These findings are consistent with previous characteristics of IC patients with and without the Hunner’s ulcers. IC with Hunner’s lesions may have a more bladder-centric involvement whereas IC without Hunner’s lesions may be more systemic. “Patients with NUIC can have other comorbid pain syndromes, such as pelvic floor dysfunction, and respond better to systemic therapy” (Lamb et al., 2017). In contrast, UIC respond to more localized therapy focused on the bladder when demonstrating the pathology consists of urothelial permeability defect. “As such, UIC and NUIC may have different disease etiologies and therefore differential biomarkers may be feasible” (Lamb et al., 2017).

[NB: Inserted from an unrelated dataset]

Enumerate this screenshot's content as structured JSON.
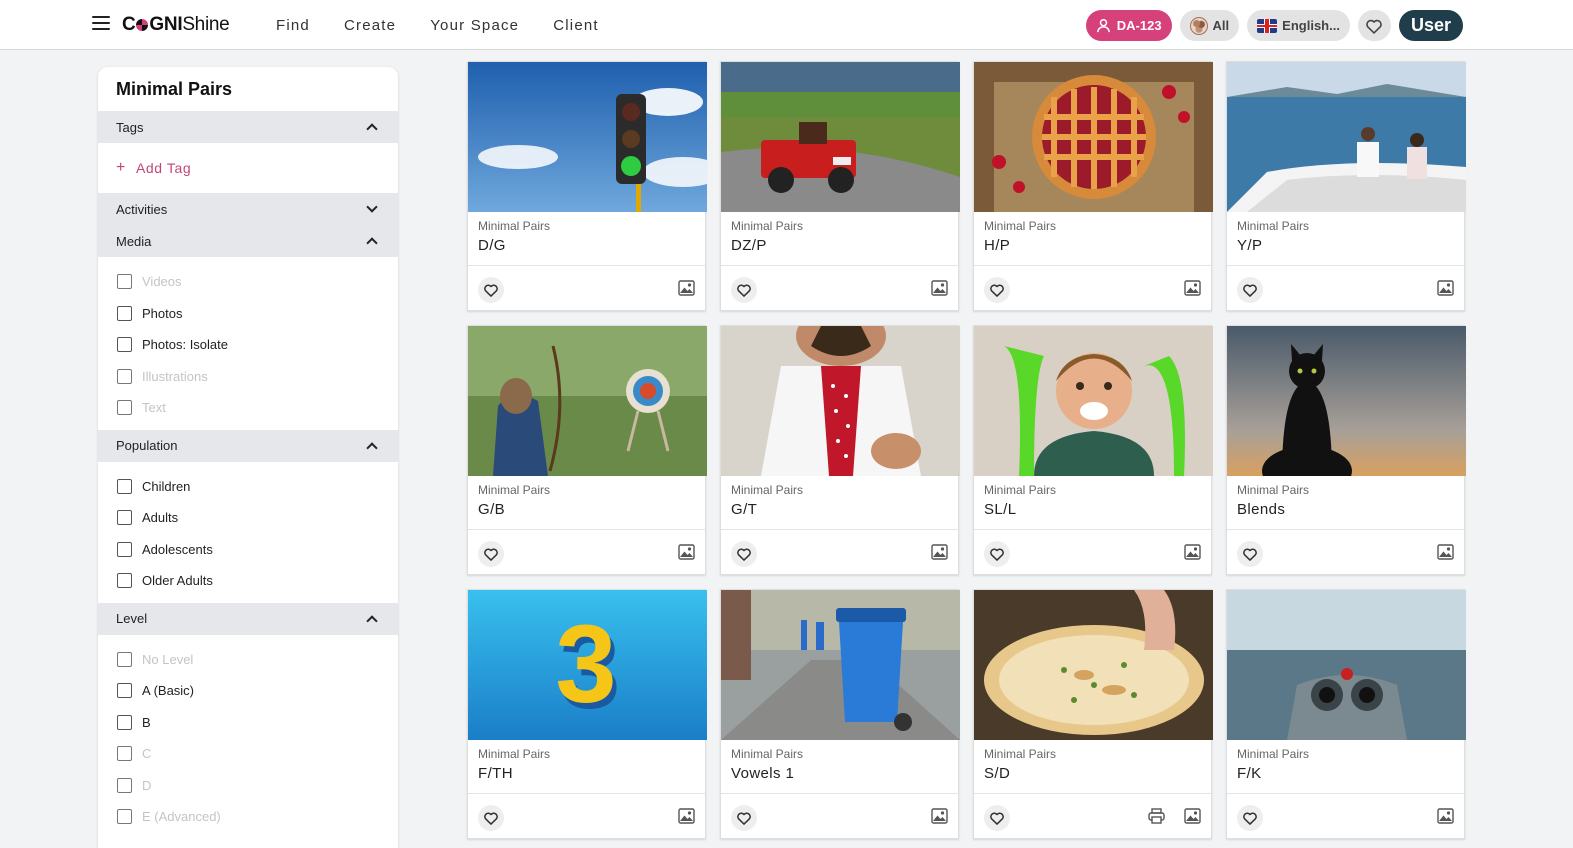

L-8 contributed most significantly toward the predictions (48%), followed by GRO (33%) and IL-6 (19%).IL-6 also is a pro-inflammatory cytokine and has been previously reported to be elevated in IC, and may be reflective of general inflammation. Additionally, although several groups have investigated the expression of IL-8 in IC, GRO has been less studied. It has also been reported to be increased in other urological disease, such as bacterial cystitis and bladder cancer. This study also is a step forward in evaluating alternative methods of diagnosing IC that is less invasive, damaging and painful than the current methods available.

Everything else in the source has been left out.